D’où, déjà, la justification du titre de cet exposé. Celui-ci n’est pas compliqué. Faisant le choix de la mission chrétienne telle que Paul l’a vécue, ce titre nous invite, en effet, à découvrir quelque chose qui se trouve au cœur même de ce ministère apostolique de Paul. Cette chose, cette conviction, c’est que l’activité missionnaire de Paul et de ses associés s’explique, au fond, comme la poursuite d’un objectif précis: celui de faire progresser l’annonce de l’Evangile, ce qui, pour Paul comme ses collaborateurs, implique une lutte constante.

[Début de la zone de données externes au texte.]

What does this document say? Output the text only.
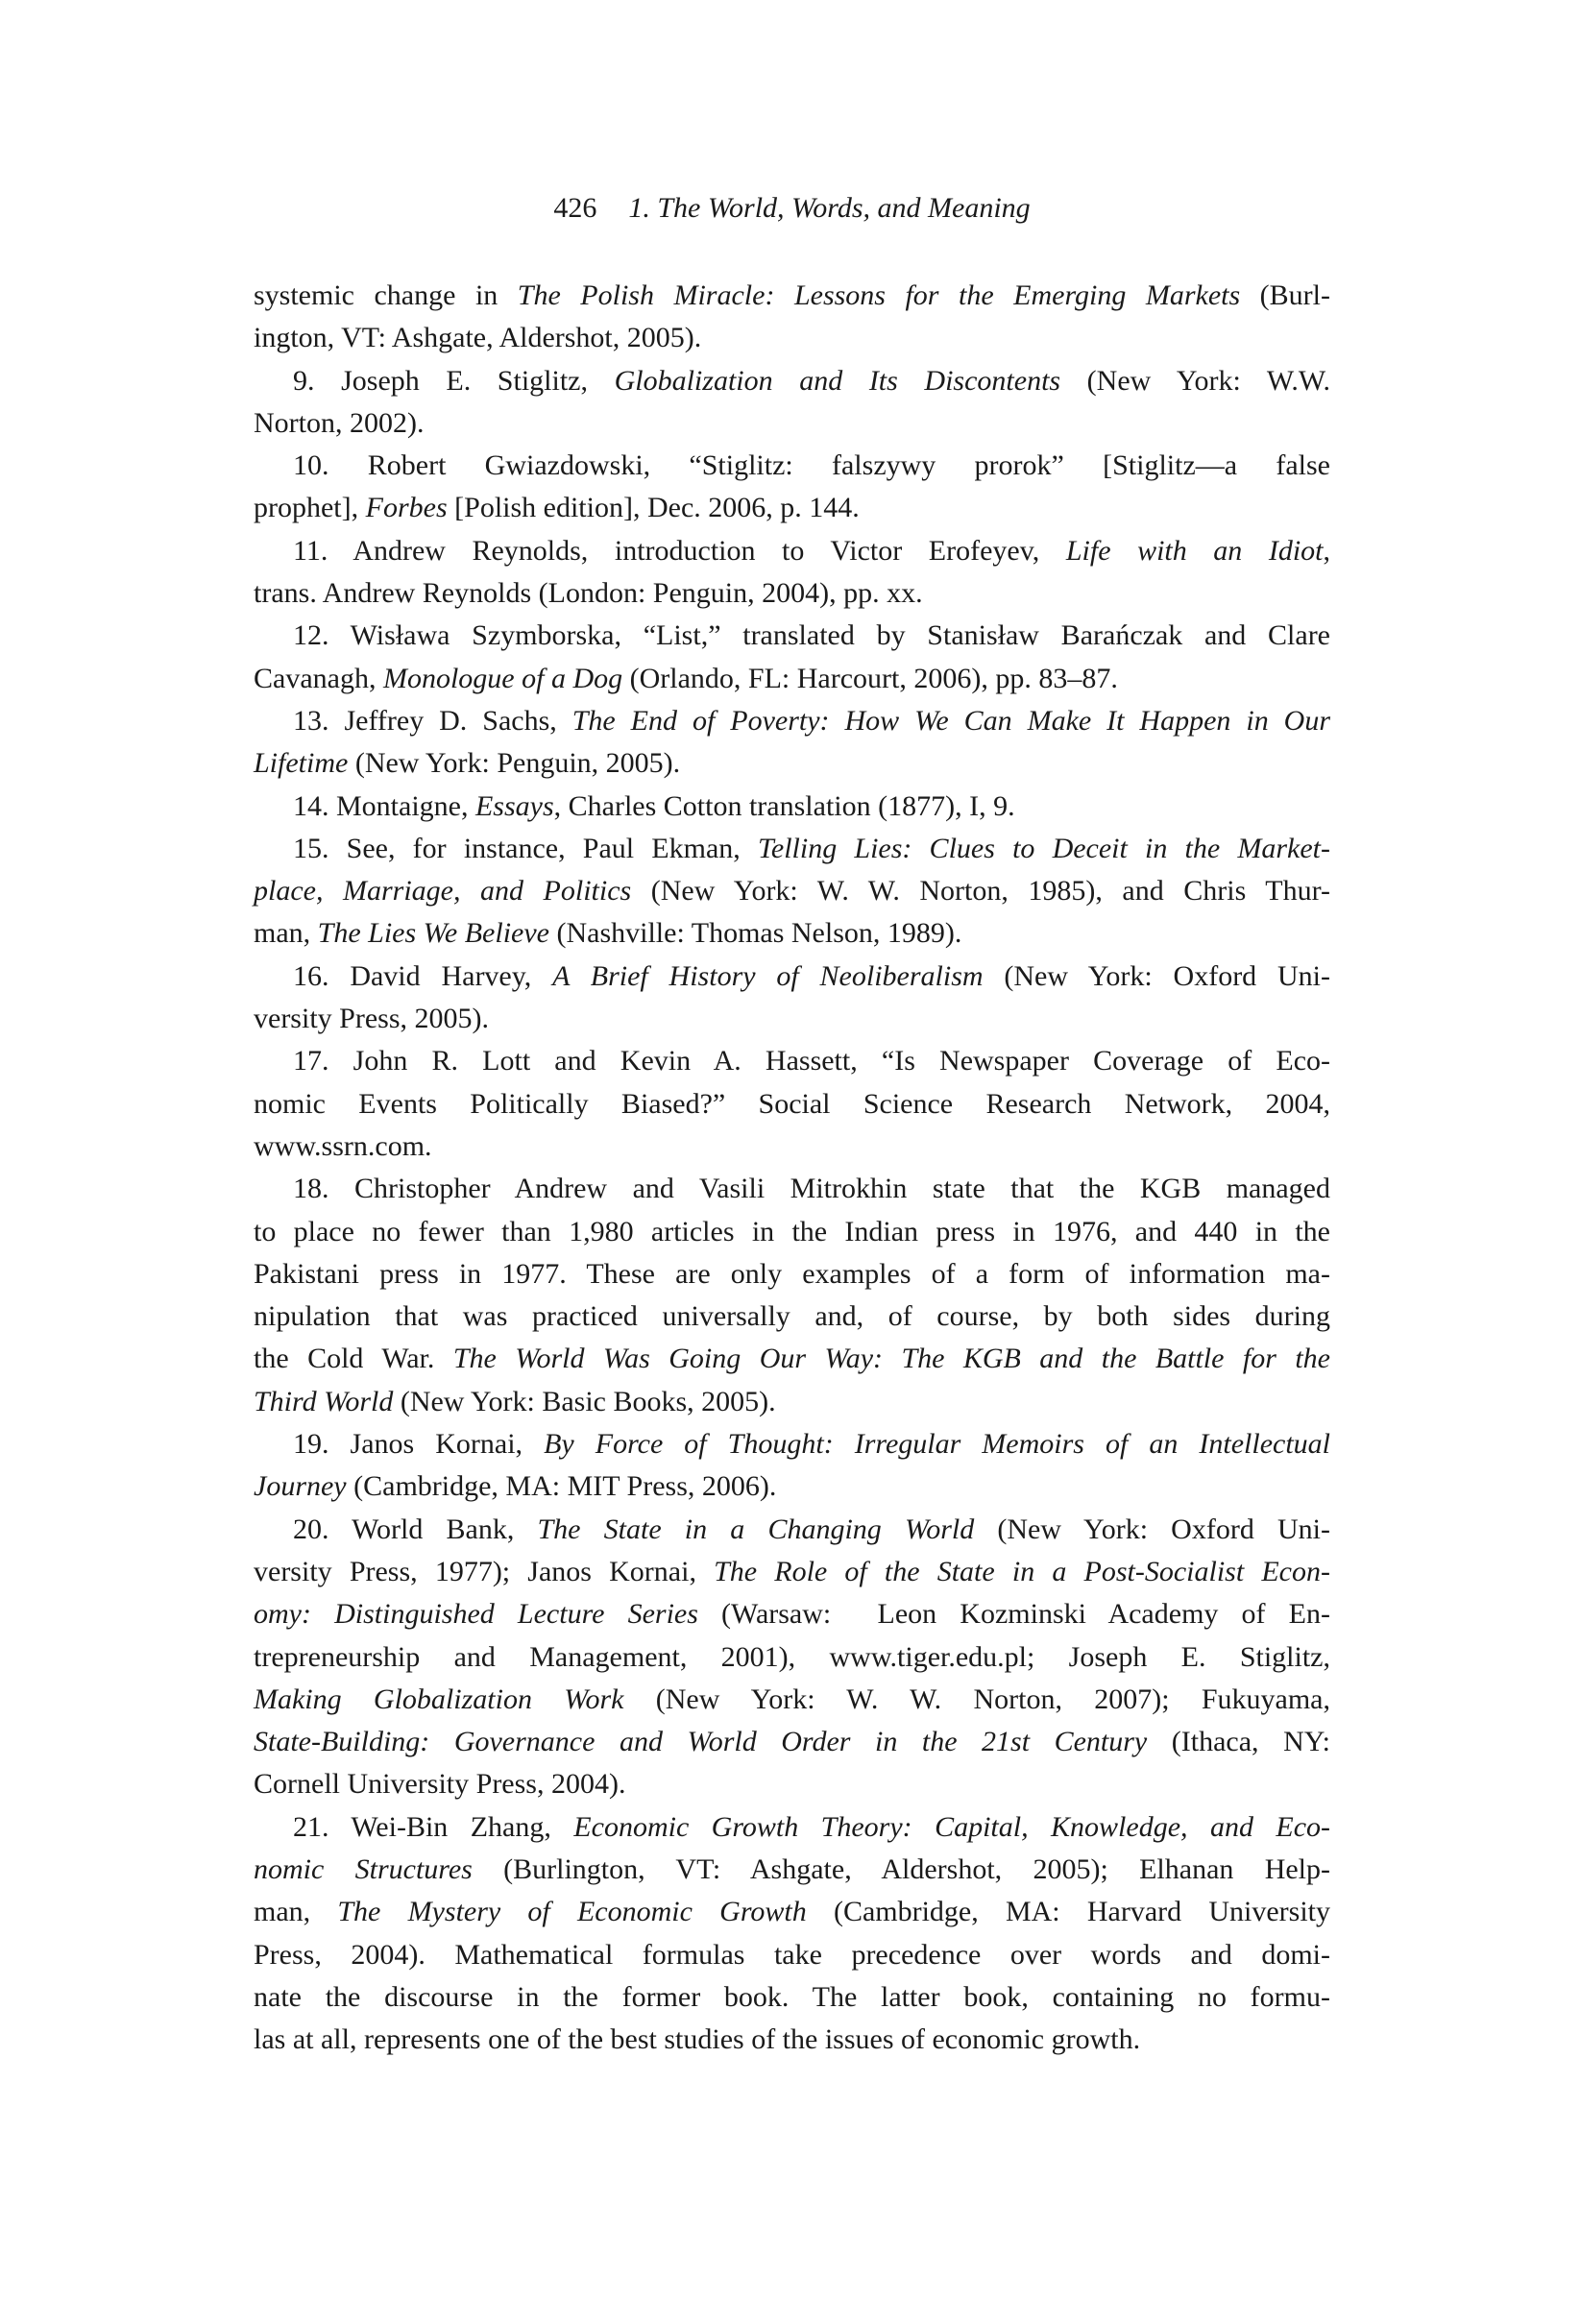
426 1. The World, Words, and Meaning
systemic change in The Polish Miracle: Lessons for the Emerging Markets (Burl-
ington, VT: Ashgate, Aldershot, 2005).
9. Joseph E. Stiglitz, Globalization and Its Discontents (New York: W.W.
Norton, 2002).
10. Robert Gwiazdowski, “Stiglitz: falszywy prorok” [Stiglitz—a false
prophet], Forbes [Polish edition], Dec. 2006, p. 144.
11. Andrew Reynolds, introduction to Victor Erofeyev, Life with an Idiot,
trans. Andrew Reynolds (London: Penguin, 2004), pp. xx.
12. Wisława Szymborska, “List,” translated by Stanisław Barańczak and Clare
Cavanagh, Monologue of a Dog (Orlando, FL: Harcourt, 2006), pp. 83–87.
13. Jeffrey D. Sachs, The End of Poverty: How We Can Make It Happen in Our
Lifetime (New York: Penguin, 2005).
14. Montaigne, Essays, Charles Cotton translation (1877), I, 9.
15. See, for instance, Paul Ekman, Telling Lies: Clues to Deceit in the Market-
place, Marriage, and Politics (New York: W. W. Norton, 1985), and Chris Thur-
man, The Lies We Believe (Nashville: Thomas Nelson, 1989).
16. David Harvey, A Brief History of Neoliberalism (New York: Oxford Uni-
versity Press, 2005).
17. John R. Lott and Kevin A. Hassett, “Is Newspaper Coverage of Eco-
nomic Events Politically Biased?” Social Science Research Network, 2004,
www.ssrn.com.
18. Christopher Andrew and Vasili Mitrokhin state that the KGB managed
to place no fewer than 1,980 articles in the Indian press in 1976, and 440 in the
Pakistani press in 1977. These are only examples of a form of information ma-
nipulation that was practiced universally and, of course, by both sides during
the Cold War. The World Was Going Our Way: The KGB and the Battle for the
Third World (New York: Basic Books, 2005).
19. Janos Kornai, By Force of Thought: Irregular Memoirs of an Intellectual
Journey (Cambridge, MA: MIT Press, 2006).
20. World Bank, The State in a Changing World (New York: Oxford Uni-
versity Press, 1977); Janos Kornai, The Role of the State in a Post-Socialist Econ-
omy: Distinguished Lecture Series (Warsaw:  Leon Kozminski Academy of En-
trepreneurship and Management, 2001), www.tiger.edu.pl; Joseph E. Stiglitz,
Making Globalization Work (New York: W. W. Norton, 2007); Fukuyama,
State-Building: Governance and World Order in the 21st Century (Ithaca, NY:
Cornell University Press, 2004).
21. Wei-Bin Zhang, Economic Growth Theory: Capital, Knowledge, and Eco-
nomic Structures (Burlington, VT: Ashgate, Aldershot, 2005); Elhanan Help-
man, The Mystery of Economic Growth (Cambridge, MA: Harvard University
Press, 2004). Mathematical formulas take precedence over words and domi-
nate the discourse in the former book. The latter book, containing no formu-
las at all, represents one of the best studies of the issues of economic growth.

Rien de controversé, ni de très original. Vous qui lisez le Nouveau Testament, et qui connaissez les lettres de Paul et les Actes des Apôtres, vous vous dites spontanément qu’annoncer l’Evangile toujours plus loin est bien le souci premier de Paul et que, d’après ce qu’il dit ou ce que Luc dit de lui, cette visée ne se réalise qu’à travers un véritable combat. Peut-être même pensez-vous à ces paroles de Paul aux Corinthiens qui corroborent et résument ce que nous recherchons:

Nous sommes pressés de toute manière, mais non écrasés; désemparés, mais non désespérés; persécutés, mais non abandonnés; abattus, mais non perdus; nous portons toujours avec nous dans notre corps la mort de Jésus, afin que la vie de Jésus se manifeste aussi dans notre chair mortelle. (2 Co 4:8-10 )

I. Les « trois Paul »

Comment allons-nous étudier la mission paulinienne? Faut-il parcourir les lettres de Paul, ramassant au passage, dans ces écrits de circonstance, des morceaux à recoller qui nous permettraient, peut-être, de restituer sa mission telle qu’elle s’est déroulée? Mais à la lecture des seules lettres, il est impossible de replacer les évangélisations, les implantations d’Eglise, les visites renouvelées, les circonstances appelant tôt ou tard une correspondance écrite, dans une chronologie fixe, complète et unanimement acceptée: les indications biographiques des lettres, mêmes toutes rassemblées, ne représentent qu’un apport bien maigre et un puzzle où il manque des pièces essentielles. Par conséquent, les lettres ne suffisent pas, à elles seules, pour reconstituer, étape par étape, le développement de la mission évangélique de Paul et de ses compagnons. Pourtant, sans ce travail préalable, comment, par la suite, répondre à la question: le souci du progrès de l’Evangile est-il, ou non, central pour Paul et sa mission?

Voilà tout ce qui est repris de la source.